The plot, which involves everyone’s favourite friendly superhero family, shows Elastagirl sign a deal to fight crime away from her family to promote making Superheroes legal again. Leaving Mr Incredible at home being the homemaker, swapping those all important family roles.
The world has been tired of Superheroes after rescue missions by Mr Incredible have turned sloppy and the Superhero Relocation Programme has been shut down, leaving the family without any financial guidance. When the opportunity for Helen (Elastagirl) arises to complete rescues by herself to fuel superhero legalisation protests, she has to leave her family in the debts of her Husband, while she faces the new nemesis- the Screenslaver.

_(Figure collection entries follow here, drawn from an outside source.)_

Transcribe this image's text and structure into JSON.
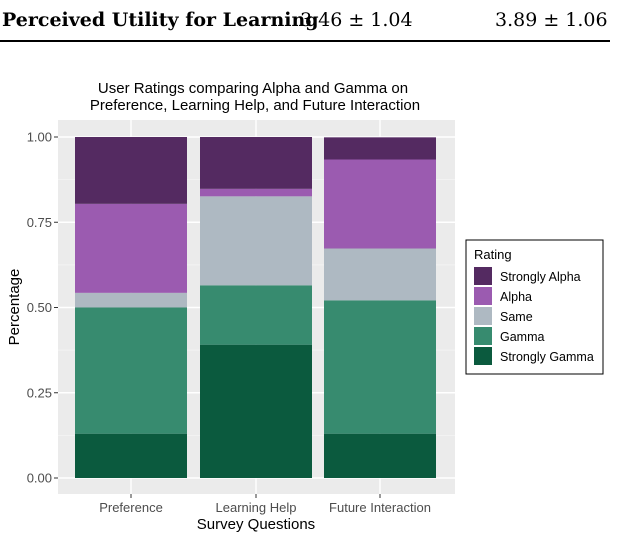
{
  "table_row": {
    "label": "Perceived Utility for Learning",
    "alpha_value": "3.46 ± 1.04",
    "gamma_value": "3.89 ± 1.06"
  },
  "chart_data": {
    "type": "stacked_bar",
    "title": "User Ratings comparing Alpha and Gamma on",
    "subtitle": "Preference, Learning Help, and Future Interaction",
    "xlabel": "Survey Questions",
    "ylabel": "Percentage",
    "ylim": [
      0,
      1
    ],
    "yticks": [
      "0.00",
      "0.25",
      "0.50",
      "0.75",
      "1.00"
    ],
    "categories": [
      "Preference",
      "Learning Help",
      "Future Interaction"
    ],
    "legend_title": "Rating",
    "legend_position": "right",
    "series": [
      {
        "name": "Strongly Alpha",
        "color": "#542a61",
        "values": [
          0.196,
          0.152,
          0.065
        ]
      },
      {
        "name": "Alpha",
        "color": "#9b5bb0",
        "values": [
          0.261,
          0.022,
          0.261
        ]
      },
      {
        "name": "Same",
        "color": "#aeb9c2",
        "values": [
          0.043,
          0.261,
          0.152
        ]
      },
      {
        "name": "Gamma",
        "color": "#378b6f",
        "values": [
          0.37,
          0.174,
          0.391
        ]
      },
      {
        "name": "Strongly Gamma",
        "color": "#0b5a3e",
        "values": [
          0.13,
          0.391,
          0.13
        ]
      }
    ]
  }
}
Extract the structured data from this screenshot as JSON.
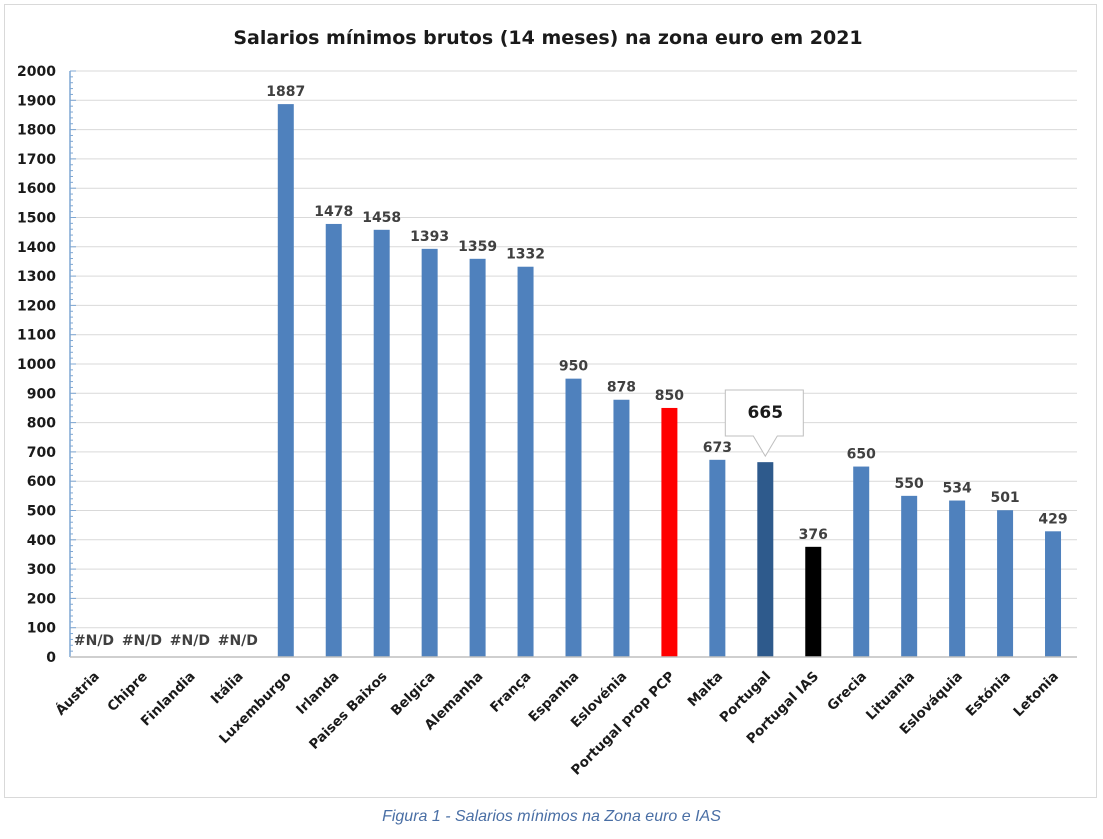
{
  "caption": "Figura 1 - Salarios mínimos na Zona euro e IAS",
  "colors": {
    "default_bar": "#4f81bd",
    "highlight_red": "#ff0000",
    "highlight_dark_blue": "#2e5a8c",
    "highlight_black": "#000000",
    "gridline": "#d9d9d9",
    "axis": "#7fa7d3"
  },
  "chart_data": {
    "type": "bar",
    "title": "Salarios mínimos brutos (14 meses) na zona euro em 2021",
    "xlabel": "",
    "ylabel": "",
    "ylim": [
      0,
      2000
    ],
    "y_ticks": [
      0,
      100,
      200,
      300,
      400,
      500,
      600,
      700,
      800,
      900,
      1000,
      1100,
      1200,
      1300,
      1400,
      1500,
      1600,
      1700,
      1800,
      1900,
      2000
    ],
    "y_tick_labels": [
      "0",
      "100",
      "200",
      "300",
      "400",
      "500",
      "600",
      "700",
      "800",
      "900",
      "1000",
      "1100",
      "1200",
      "1300",
      "1400",
      "1500",
      "1600",
      "1700",
      "1800",
      "1900",
      "2000"
    ],
    "grid": true,
    "legend": "none",
    "categories": [
      "Áustria",
      "Chipre",
      "Finlandia",
      "Itália",
      "Luxemburgo",
      "Irlanda",
      "Paises Baixos",
      "Belgica",
      "Alemanha",
      "França",
      "Espanha",
      "Eslovénia",
      "Portugal prop PCP",
      "Malta",
      "Portugal",
      "Portugal IAS",
      "Grecia",
      "Lituania",
      "Eslováquia",
      "Estónia",
      "Letonia"
    ],
    "values": [
      null,
      null,
      null,
      null,
      1887,
      1478,
      1458,
      1393,
      1359,
      1332,
      950,
      878,
      850,
      673,
      665,
      376,
      650,
      550,
      534,
      501,
      429
    ],
    "value_labels": [
      "#N/D",
      "#N/D",
      "#N/D",
      "#N/D",
      "1887",
      "1478",
      "1458",
      "1393",
      "1359",
      "1332",
      "950",
      "878",
      "850",
      "673",
      "665",
      "376",
      "650",
      "550",
      "534",
      "501",
      "429"
    ],
    "bar_colors": [
      "#4f81bd",
      "#4f81bd",
      "#4f81bd",
      "#4f81bd",
      "#4f81bd",
      "#4f81bd",
      "#4f81bd",
      "#4f81bd",
      "#4f81bd",
      "#4f81bd",
      "#4f81bd",
      "#4f81bd",
      "#ff0000",
      "#4f81bd",
      "#2e5a8c",
      "#000000",
      "#4f81bd",
      "#4f81bd",
      "#4f81bd",
      "#4f81bd",
      "#4f81bd"
    ],
    "callout_index": 14
  }
}
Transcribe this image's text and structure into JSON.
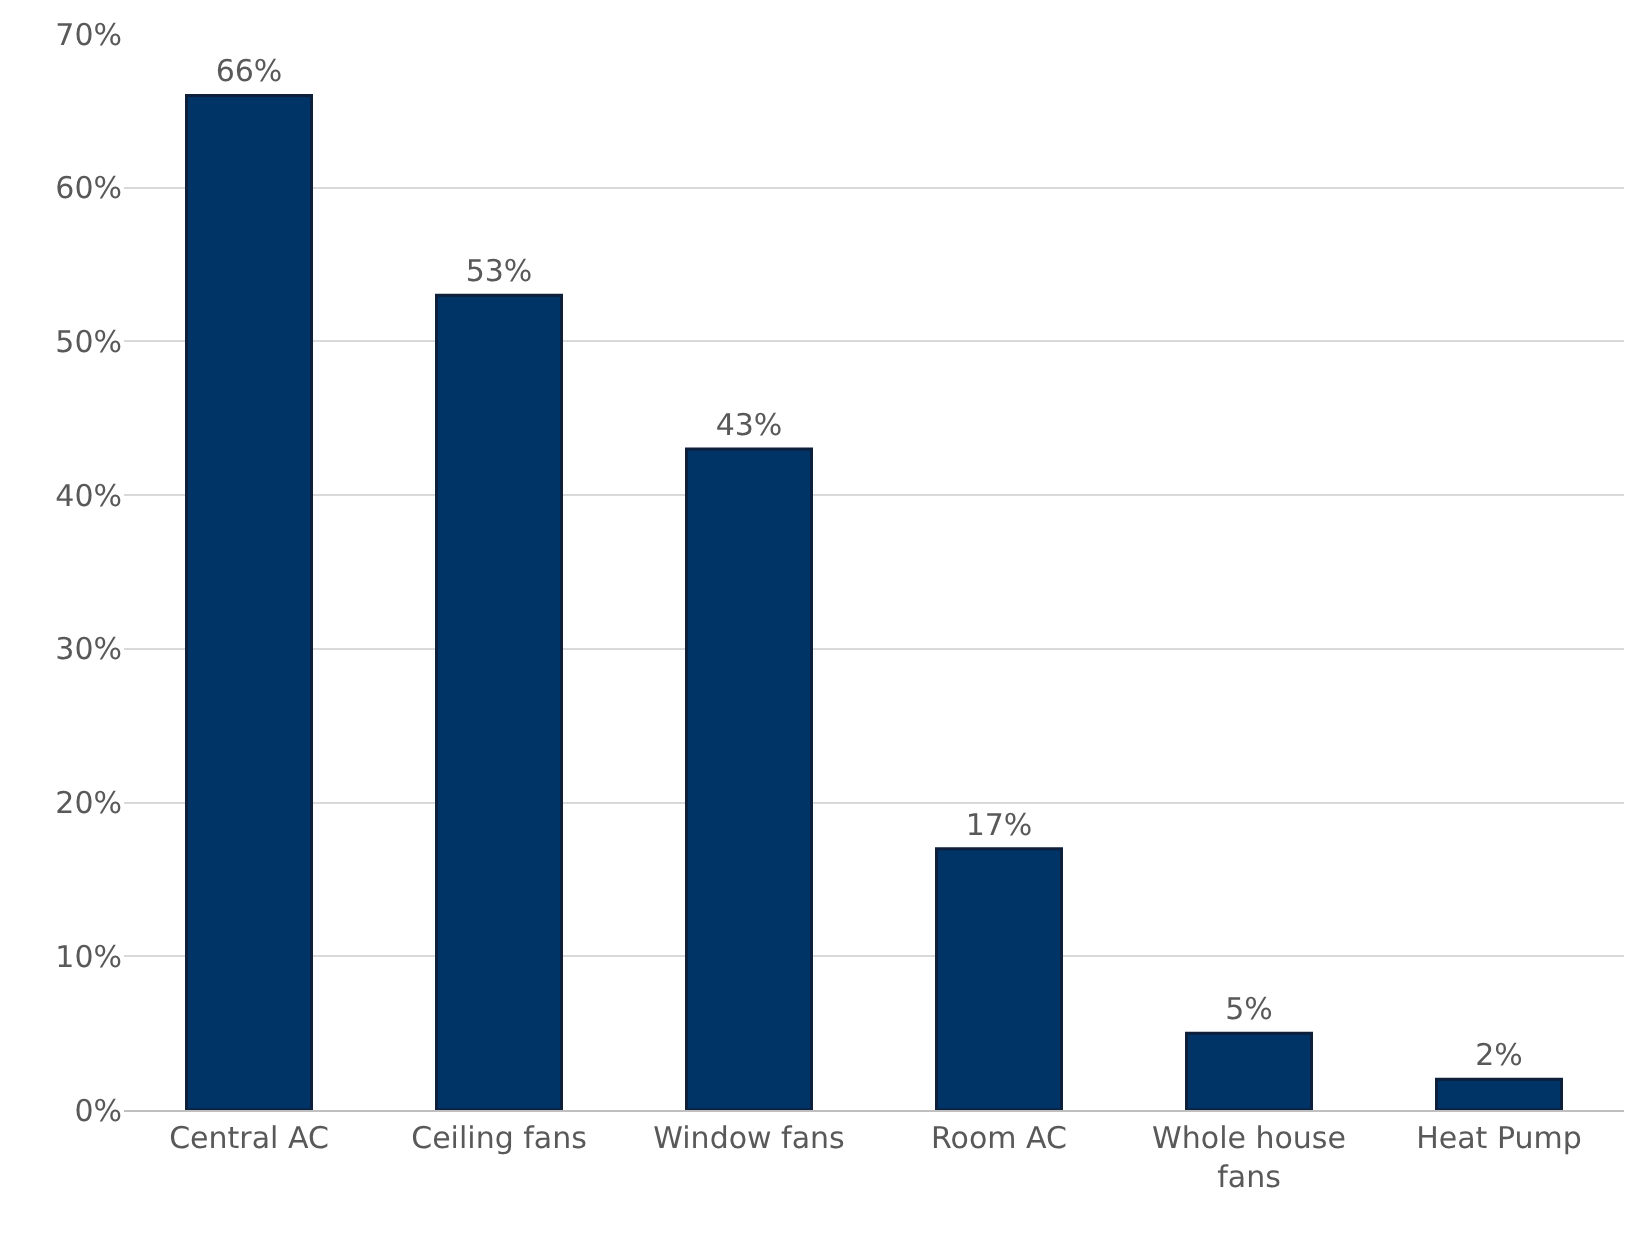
{
  "chart_data": {
    "type": "bar",
    "categories": [
      "Central AC",
      "Ceiling fans",
      "Window fans",
      "Room AC",
      "Whole house fans",
      "Heat Pump"
    ],
    "values": [
      66,
      53,
      43,
      17,
      5,
      2
    ],
    "value_labels": [
      "66%",
      "53%",
      "43%",
      "17%",
      "5%",
      "2%"
    ],
    "color": "#003366",
    "ylim": [
      0,
      70
    ],
    "yticks": [
      {
        "value": 0,
        "label": "0%"
      },
      {
        "value": 10,
        "label": "10%"
      },
      {
        "value": 20,
        "label": "20%"
      },
      {
        "value": 30,
        "label": "30%"
      },
      {
        "value": 40,
        "label": "40%"
      },
      {
        "value": 50,
        "label": "50%"
      },
      {
        "value": 60,
        "label": "60%"
      },
      {
        "value": 70,
        "label": "70%"
      }
    ],
    "grid": "y"
  }
}
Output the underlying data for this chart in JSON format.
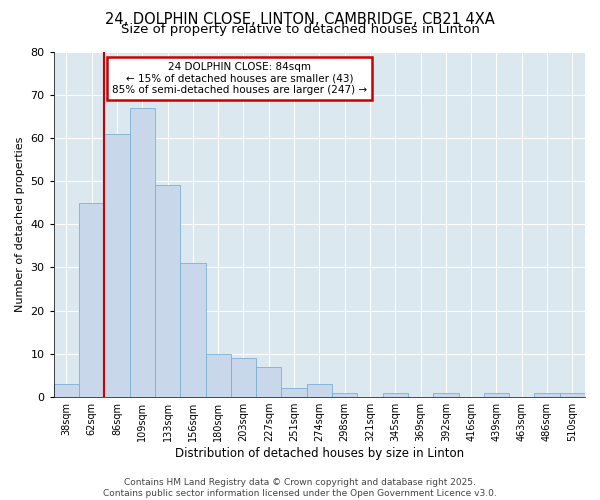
{
  "title1": "24, DOLPHIN CLOSE, LINTON, CAMBRIDGE, CB21 4XA",
  "title2": "Size of property relative to detached houses in Linton",
  "xlabel": "Distribution of detached houses by size in Linton",
  "ylabel": "Number of detached properties",
  "categories": [
    "38sqm",
    "62sqm",
    "86sqm",
    "109sqm",
    "133sqm",
    "156sqm",
    "180sqm",
    "203sqm",
    "227sqm",
    "251sqm",
    "274sqm",
    "298sqm",
    "321sqm",
    "345sqm",
    "369sqm",
    "392sqm",
    "416sqm",
    "439sqm",
    "463sqm",
    "486sqm",
    "510sqm"
  ],
  "values": [
    3,
    45,
    61,
    67,
    49,
    31,
    10,
    9,
    7,
    2,
    3,
    1,
    0,
    1,
    0,
    1,
    0,
    1,
    0,
    1,
    1
  ],
  "bar_color": "#c8d8ea",
  "bar_edge_color": "#7ab0d4",
  "vline_x": 2.0,
  "vline_label": "24 DOLPHIN CLOSE: 84sqm",
  "annotation_line1": "← 15% of detached houses are smaller (43)",
  "annotation_line2": "85% of semi-detached houses are larger (247) →",
  "annotation_box_color": "#ffffff",
  "annotation_box_edge": "#cc0000",
  "vline_color": "#cc0000",
  "ylim": [
    0,
    80
  ],
  "yticks": [
    0,
    10,
    20,
    30,
    40,
    50,
    60,
    70,
    80
  ],
  "fig_background": "#ffffff",
  "plot_background": "#dce8f0",
  "footer_text": "Contains HM Land Registry data © Crown copyright and database right 2025.\nContains public sector information licensed under the Open Government Licence v3.0.",
  "title1_fontsize": 10.5,
  "title2_fontsize": 9.5,
  "xlabel_fontsize": 8.5,
  "ylabel_fontsize": 8,
  "tick_fontsize": 7,
  "annotation_fontsize": 7.5,
  "footer_fontsize": 6.5
}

If you’re into conspiracies the Screenslaver uses subliminal messages on screens to create glitches in celebrities and world leaders, but also in train and plane drivers, causing national disasters. All the while she’s trying to track down who is behind this new, evil phenomenon, so much is going on at home.
What is refreshing about this film in particular is it explores storylines that are relevant between each and every family every day. Teenager Violet faces her first heart break as she’s stood up by her date, and her Dad is lost not knowing how to help her. On the stereotypical side, it is normally the ‘mom role’ to help in this situation, but without Helen there to provide guidance, we watch as Violet grows into a strong, intuitive woman herself. The children want to help fight crime and the motive for most of Elastagirl’s actions during this film is that she wants her children to be able to have the choice when their older over whether they could do that or not. But without that law changing, it is impossible.
There is more background than a usual animated sequel- this follows a court case, the law and the debate that if the law wasn’t on their side they would just be a vigilante group. There’s a lot of mature arguments for a children’s film, which suggests it’s still catering to it’s first and original target audience who would now be young adults which is a fantastic way of appreciating the people who kept a film alive. The excitement for this sequel won’t be disapointed, as a variety of things the audience wanted to happen may occur. But one thing is for sure, there is definitely room for a third film.